Dr. Huizenga himself claims to work out at least 90 to 100 minutes PER DAY, not PER WEEK!! He goes on to say, “It’s about setting priorities. Time is not the issue; priorities are the issue.”
I can personally attest to this strategy for maintaining weight loss because I too exercise approximately 14 hours (give or take) a week to maintain my weight loss. I usually do seven weight training sessions a week along with seven or more cardio sessions a week (some high intensity and others low intensity). Part of the reason I like to work out more often is because I can also eat more while staying lean. If I exercised less, I’d have to eat far less.
To summarize what we’ve learned so far, we now know that:
- Allowing some space between meals may help us lose more body fat than eating round the clock.
- 3 square meals a day is how our ancestors ate and obesity levels were only 9% in 1950; today they are at 35%.

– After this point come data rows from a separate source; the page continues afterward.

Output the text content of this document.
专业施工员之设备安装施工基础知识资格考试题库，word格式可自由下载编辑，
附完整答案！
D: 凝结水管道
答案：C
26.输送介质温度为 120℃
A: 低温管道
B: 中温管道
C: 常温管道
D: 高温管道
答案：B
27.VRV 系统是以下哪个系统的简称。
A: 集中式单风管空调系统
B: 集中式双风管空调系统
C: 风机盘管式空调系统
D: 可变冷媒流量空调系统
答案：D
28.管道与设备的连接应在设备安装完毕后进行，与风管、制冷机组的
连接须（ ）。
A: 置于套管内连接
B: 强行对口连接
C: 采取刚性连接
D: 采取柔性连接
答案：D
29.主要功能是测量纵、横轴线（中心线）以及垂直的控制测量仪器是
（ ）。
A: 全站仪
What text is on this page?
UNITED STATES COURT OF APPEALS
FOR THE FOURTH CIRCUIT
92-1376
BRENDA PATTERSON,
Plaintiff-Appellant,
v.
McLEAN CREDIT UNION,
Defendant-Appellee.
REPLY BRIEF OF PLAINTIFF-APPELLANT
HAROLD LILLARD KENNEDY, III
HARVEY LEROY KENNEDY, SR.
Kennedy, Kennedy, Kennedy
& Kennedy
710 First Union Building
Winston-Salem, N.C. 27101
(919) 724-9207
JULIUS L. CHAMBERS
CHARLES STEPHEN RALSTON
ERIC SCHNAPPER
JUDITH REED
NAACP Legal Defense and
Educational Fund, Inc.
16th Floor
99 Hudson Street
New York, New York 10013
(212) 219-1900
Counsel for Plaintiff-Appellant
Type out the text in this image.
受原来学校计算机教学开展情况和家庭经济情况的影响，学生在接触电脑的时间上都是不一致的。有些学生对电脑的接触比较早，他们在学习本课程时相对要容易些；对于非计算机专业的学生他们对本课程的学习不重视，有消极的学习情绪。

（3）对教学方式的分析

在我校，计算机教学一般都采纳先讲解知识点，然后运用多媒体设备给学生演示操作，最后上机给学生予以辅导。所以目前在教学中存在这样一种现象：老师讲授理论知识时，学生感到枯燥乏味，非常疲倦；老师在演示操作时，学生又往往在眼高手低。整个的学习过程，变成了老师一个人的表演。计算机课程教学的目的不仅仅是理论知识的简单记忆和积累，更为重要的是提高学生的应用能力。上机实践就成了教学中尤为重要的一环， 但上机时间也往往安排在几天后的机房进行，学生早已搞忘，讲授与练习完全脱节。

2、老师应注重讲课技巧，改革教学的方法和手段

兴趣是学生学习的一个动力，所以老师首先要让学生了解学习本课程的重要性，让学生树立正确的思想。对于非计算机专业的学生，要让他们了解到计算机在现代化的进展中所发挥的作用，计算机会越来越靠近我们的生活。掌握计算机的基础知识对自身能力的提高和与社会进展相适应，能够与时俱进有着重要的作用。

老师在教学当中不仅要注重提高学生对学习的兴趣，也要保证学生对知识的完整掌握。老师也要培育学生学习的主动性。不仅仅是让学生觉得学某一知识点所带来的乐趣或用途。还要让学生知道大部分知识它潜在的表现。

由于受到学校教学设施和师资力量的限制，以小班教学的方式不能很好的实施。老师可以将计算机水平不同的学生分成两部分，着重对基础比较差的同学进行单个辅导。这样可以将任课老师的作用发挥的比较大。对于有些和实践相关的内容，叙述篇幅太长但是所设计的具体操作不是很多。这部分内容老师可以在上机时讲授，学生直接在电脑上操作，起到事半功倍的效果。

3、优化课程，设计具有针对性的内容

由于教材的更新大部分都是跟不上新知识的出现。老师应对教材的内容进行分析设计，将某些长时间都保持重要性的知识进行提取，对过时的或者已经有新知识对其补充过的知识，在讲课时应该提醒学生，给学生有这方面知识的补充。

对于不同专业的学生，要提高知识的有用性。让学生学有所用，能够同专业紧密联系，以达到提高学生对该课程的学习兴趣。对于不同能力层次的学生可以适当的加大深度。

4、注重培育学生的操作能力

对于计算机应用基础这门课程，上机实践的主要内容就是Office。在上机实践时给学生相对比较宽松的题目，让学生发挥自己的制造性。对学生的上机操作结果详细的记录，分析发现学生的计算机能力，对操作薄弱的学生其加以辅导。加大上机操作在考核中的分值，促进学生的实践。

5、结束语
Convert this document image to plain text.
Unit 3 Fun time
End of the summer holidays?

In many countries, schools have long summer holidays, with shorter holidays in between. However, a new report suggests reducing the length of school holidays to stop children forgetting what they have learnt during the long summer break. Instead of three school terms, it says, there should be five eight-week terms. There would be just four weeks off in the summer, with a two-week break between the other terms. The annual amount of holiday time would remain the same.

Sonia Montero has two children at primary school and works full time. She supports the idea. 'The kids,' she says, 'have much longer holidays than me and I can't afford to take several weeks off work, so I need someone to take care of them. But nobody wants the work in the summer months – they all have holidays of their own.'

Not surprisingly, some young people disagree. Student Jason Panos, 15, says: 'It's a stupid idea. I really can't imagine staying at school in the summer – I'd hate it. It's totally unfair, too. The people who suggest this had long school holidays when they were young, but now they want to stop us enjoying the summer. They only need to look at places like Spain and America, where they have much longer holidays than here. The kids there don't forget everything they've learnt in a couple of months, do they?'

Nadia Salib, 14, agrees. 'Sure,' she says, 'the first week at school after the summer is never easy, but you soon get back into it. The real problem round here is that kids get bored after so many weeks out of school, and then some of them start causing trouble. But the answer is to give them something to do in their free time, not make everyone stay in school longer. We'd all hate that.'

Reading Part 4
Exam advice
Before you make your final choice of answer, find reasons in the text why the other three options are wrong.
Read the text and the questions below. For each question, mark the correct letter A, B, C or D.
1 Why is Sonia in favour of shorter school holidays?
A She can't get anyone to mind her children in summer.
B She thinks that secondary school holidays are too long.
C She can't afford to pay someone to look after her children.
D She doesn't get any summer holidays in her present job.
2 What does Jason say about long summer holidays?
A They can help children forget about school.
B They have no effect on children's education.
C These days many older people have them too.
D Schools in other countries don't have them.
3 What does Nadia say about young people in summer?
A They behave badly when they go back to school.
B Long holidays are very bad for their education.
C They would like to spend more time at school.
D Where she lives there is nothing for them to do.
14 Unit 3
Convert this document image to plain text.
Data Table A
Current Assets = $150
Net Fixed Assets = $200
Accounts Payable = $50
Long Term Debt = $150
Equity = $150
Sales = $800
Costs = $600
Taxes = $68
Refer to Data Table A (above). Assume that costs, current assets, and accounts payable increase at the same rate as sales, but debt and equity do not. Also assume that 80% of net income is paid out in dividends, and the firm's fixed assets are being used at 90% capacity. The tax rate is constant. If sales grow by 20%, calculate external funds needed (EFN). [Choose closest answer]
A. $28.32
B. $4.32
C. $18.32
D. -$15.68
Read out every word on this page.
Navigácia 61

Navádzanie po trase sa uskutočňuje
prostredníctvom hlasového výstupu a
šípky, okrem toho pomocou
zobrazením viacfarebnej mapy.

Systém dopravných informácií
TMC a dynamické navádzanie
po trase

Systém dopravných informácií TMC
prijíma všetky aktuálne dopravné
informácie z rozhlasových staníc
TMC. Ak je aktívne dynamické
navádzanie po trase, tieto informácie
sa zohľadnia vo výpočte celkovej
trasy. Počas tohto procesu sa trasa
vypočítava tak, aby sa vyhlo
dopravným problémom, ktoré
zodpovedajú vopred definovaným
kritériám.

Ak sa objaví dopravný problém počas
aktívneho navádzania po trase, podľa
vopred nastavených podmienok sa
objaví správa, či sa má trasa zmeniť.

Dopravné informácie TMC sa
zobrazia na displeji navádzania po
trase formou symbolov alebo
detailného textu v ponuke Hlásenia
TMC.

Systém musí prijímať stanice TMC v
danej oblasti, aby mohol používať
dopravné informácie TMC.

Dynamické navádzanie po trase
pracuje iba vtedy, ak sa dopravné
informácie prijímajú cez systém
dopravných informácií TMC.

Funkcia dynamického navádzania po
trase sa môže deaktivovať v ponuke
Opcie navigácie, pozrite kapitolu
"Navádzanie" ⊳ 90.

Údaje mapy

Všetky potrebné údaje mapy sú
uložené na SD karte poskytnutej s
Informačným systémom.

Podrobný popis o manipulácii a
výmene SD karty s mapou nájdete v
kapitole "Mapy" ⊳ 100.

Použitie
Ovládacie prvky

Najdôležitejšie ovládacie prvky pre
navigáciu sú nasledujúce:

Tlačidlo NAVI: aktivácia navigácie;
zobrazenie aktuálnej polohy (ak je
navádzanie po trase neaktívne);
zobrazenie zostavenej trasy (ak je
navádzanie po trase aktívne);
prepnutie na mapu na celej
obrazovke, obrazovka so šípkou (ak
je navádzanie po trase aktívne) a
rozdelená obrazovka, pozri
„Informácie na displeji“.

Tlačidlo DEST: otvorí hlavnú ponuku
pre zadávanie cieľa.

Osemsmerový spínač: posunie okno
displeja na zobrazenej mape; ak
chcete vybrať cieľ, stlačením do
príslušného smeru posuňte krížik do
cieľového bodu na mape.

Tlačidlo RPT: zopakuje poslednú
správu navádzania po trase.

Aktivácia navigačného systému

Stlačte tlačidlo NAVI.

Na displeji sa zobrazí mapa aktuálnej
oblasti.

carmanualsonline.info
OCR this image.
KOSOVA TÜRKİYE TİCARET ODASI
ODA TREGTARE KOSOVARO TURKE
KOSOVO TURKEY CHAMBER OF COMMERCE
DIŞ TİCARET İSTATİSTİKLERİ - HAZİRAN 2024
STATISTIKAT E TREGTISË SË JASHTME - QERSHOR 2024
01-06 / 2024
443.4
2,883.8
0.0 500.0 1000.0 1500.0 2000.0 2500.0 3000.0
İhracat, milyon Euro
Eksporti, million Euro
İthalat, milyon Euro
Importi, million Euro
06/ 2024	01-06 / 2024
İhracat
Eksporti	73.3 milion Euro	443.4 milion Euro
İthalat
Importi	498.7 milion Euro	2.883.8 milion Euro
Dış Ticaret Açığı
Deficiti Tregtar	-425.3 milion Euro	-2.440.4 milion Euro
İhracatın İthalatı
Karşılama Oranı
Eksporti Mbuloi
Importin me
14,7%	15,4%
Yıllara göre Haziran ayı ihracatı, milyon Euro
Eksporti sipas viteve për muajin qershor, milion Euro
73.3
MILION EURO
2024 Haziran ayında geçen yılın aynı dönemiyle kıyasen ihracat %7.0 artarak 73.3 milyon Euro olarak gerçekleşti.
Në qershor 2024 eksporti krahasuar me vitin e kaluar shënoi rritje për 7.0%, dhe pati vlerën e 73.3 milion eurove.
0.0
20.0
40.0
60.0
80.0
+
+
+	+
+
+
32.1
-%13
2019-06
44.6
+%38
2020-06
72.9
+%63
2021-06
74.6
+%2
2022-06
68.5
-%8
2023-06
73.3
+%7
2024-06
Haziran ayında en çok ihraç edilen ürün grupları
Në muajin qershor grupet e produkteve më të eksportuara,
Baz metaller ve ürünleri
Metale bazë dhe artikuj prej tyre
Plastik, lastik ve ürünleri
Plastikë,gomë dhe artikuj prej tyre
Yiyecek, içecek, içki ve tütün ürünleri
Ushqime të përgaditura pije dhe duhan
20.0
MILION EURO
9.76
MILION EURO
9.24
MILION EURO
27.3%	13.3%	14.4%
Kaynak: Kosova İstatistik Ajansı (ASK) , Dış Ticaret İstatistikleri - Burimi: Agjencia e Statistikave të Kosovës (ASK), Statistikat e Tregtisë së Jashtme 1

- Not all calories burned during exercise come exclusively from fat.
- Getting a high level of physical activity is super important for the overweight to reduce risk of disease and to elicit rapid fat loss.
- 1-2 hours per day of physical activity is necessary to lose weight for those who want to be able to eat a fair amount of calories and still lose weight.
Finally, if “Exercise IS Eating,” are YOU eating enough?!